PDP, APC differ on feasibility of local government autonomy
While APC submitted that if it controls the state by 2019, it would give the councils free hand to enforce those powers granted it by the constitution, including taking full control of motor parks, markets and others, the PDP says such license could not be executed without amending the constitution.
The gubernatorial candidate of APC, Obong Nsima Ekere, had, while presenting his blueprint, promised to enforce financial autonomy to local government councils if voted into power, saying it was necessary for good governance.
But faulting the proposition, PDP maintained that it was not possible “unless there was constitutional amendment,” even as APC spokesman, Mr. Eseme Eyiboh, described PDP’s position as an attempt to discredit the new vision of development being propounded by Ekere.
Eyiboh said: “A lot of people in Peoples Democratic Party and the rest of other diseased-minded people have argued that enforcement of local government autonomy is not possible unless there is constitutional amendment. They are clearly trying to discredit our principal, Obong Nsima Ekere, who is going to introduce rural development.
“What our principal is saying is that because of his pedigree in public service career, he has been a deputy governor, chairman of Akwa Ibom Investment Promotion Council and now Managing Director of Niger Delta Development Commission (NDDC).
“He has promised to make the local government the focal of constitutional democracy.

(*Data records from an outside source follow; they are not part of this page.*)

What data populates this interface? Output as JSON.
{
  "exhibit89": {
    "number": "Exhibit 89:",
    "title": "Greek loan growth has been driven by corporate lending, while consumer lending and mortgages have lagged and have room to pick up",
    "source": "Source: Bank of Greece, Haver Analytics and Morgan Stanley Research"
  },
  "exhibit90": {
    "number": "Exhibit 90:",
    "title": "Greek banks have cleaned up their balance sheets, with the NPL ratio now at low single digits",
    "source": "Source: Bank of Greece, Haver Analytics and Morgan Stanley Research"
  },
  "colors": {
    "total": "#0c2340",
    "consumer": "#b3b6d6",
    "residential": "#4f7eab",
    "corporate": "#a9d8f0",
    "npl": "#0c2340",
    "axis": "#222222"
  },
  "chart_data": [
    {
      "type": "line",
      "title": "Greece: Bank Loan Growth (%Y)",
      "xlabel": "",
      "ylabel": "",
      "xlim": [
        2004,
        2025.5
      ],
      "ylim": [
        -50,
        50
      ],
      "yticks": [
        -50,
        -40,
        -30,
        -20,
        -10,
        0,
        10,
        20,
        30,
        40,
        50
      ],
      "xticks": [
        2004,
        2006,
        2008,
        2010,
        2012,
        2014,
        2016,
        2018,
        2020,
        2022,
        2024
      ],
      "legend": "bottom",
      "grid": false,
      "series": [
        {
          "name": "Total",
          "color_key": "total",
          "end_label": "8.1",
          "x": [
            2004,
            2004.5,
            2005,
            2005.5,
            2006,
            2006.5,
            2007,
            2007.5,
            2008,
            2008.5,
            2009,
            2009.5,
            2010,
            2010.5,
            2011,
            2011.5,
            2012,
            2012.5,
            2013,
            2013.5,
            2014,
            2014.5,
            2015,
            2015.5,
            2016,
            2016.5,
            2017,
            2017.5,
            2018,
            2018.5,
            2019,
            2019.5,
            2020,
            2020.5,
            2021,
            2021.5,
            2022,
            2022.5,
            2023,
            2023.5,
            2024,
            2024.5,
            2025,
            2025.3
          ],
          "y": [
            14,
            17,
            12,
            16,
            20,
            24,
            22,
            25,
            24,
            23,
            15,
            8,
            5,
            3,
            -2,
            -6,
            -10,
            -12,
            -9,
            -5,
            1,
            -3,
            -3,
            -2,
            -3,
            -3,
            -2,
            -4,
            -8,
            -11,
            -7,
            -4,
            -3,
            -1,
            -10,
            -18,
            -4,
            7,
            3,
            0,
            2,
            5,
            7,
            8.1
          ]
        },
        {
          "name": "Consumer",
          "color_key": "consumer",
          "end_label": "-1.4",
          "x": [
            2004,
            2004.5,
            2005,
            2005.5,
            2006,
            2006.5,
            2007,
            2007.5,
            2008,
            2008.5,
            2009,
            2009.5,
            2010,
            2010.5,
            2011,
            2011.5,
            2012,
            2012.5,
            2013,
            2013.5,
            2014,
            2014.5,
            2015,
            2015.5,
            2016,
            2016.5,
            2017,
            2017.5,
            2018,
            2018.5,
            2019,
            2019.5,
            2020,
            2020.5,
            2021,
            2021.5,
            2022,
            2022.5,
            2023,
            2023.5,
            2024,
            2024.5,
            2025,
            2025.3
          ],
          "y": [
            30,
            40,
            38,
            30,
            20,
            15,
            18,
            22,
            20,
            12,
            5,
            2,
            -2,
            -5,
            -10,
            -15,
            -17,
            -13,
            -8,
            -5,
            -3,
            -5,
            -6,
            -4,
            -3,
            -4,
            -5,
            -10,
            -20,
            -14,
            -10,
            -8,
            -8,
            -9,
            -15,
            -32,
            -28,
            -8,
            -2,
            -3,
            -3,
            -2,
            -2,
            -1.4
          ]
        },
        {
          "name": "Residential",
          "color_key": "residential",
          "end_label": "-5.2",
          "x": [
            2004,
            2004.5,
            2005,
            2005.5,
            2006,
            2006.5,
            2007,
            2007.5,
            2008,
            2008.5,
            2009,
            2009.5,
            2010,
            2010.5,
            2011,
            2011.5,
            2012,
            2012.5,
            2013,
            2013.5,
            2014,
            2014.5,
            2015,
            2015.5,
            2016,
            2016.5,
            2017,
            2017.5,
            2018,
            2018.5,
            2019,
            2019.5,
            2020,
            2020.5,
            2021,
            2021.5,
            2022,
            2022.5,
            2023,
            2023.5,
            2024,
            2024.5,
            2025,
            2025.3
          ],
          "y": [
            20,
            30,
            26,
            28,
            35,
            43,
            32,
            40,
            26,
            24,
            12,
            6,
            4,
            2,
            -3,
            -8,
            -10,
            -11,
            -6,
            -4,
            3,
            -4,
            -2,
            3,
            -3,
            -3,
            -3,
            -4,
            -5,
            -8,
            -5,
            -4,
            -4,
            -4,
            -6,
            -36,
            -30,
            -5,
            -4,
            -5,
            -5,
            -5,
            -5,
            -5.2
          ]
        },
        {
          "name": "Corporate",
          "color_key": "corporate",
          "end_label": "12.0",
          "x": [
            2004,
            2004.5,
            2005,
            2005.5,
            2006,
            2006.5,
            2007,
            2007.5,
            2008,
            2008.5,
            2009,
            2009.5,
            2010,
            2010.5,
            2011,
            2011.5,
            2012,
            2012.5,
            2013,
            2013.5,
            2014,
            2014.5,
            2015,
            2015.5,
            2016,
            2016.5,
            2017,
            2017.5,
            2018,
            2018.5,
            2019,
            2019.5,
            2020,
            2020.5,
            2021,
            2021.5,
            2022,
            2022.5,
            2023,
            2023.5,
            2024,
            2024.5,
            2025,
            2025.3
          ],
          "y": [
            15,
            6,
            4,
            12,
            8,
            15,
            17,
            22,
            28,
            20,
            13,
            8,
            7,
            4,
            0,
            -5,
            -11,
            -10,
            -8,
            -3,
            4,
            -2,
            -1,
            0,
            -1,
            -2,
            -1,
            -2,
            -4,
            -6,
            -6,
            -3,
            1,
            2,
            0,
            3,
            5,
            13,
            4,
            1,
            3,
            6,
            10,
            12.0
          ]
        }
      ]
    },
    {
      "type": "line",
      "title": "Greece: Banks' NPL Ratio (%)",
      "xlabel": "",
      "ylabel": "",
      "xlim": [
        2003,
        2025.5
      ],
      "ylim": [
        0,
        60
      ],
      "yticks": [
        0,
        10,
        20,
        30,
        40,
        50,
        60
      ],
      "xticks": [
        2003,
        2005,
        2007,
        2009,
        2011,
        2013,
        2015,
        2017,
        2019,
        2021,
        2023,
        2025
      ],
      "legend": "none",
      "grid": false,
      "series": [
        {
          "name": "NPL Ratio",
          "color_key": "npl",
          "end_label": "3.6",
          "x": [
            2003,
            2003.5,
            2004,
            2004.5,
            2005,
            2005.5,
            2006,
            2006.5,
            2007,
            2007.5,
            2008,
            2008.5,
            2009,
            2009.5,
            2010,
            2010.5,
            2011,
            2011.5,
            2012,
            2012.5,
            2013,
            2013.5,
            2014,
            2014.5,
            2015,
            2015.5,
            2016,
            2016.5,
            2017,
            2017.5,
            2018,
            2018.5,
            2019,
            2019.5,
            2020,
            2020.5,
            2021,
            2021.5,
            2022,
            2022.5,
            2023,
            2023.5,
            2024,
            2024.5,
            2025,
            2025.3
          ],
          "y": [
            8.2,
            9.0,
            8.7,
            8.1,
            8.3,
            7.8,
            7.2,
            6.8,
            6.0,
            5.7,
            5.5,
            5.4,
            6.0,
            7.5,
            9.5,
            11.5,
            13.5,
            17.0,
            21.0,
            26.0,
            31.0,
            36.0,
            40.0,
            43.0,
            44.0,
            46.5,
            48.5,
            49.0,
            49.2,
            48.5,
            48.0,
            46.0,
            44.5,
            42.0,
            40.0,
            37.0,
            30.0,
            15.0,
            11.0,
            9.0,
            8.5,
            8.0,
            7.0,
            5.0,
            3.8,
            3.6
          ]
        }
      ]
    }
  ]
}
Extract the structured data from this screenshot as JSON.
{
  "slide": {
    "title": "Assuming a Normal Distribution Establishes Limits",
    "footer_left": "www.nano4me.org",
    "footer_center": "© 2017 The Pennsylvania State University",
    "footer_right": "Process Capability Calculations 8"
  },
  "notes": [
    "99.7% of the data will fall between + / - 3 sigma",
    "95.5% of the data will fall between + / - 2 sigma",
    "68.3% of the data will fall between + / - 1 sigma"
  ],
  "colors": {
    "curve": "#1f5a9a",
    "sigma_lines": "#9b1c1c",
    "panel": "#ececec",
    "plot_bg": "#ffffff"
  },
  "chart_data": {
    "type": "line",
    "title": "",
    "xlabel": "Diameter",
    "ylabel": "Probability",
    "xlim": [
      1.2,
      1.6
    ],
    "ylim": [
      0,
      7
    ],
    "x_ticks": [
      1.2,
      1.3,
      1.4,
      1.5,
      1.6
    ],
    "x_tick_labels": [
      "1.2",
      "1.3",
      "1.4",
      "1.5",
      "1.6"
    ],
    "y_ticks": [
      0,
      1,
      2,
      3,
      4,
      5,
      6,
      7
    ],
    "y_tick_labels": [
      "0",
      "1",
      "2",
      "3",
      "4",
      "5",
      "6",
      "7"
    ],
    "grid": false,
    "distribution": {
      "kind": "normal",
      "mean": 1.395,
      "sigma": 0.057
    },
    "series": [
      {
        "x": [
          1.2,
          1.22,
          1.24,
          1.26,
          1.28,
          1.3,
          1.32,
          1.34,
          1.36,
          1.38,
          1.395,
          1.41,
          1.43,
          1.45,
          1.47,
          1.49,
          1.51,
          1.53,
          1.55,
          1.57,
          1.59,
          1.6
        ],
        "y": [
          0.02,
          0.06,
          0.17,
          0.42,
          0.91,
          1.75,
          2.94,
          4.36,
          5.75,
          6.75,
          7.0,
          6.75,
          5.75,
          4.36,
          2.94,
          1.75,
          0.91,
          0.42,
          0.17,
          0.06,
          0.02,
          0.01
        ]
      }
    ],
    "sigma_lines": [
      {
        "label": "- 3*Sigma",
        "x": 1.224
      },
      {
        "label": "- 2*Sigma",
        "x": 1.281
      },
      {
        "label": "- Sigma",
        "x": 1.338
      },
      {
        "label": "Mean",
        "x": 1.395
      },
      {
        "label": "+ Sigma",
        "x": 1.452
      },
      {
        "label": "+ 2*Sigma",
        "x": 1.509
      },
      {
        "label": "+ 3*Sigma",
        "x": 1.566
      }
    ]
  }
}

It requires courage, understanding, and appreciation of the requirement of the law and, of course, it requires a man who has the capacity to differentiate between politics and governance.”
The former federal lawmaker further argued that making local governments the focal point of constitutional democracy, as Ekere has promised, is possible, but it requires courage, understanding, and appreciation of the requirements of the law and that it also requires a man who has the capacity to differentiate between politics and governance.
Eyiboh, who is also the chairman of Cross River Basin Development Authority, said the argument by the PDP and other people doubting the possibility of triggering development in the local government was not ready to let go the constitutional powers granted the council areas in the constitution.
He reasoned that if the three per cent of the internally generally revenue is remitted to the local government councils as stated in the constitution of the Federal Republic of Nigeria, there would be healthy completion in the council areas.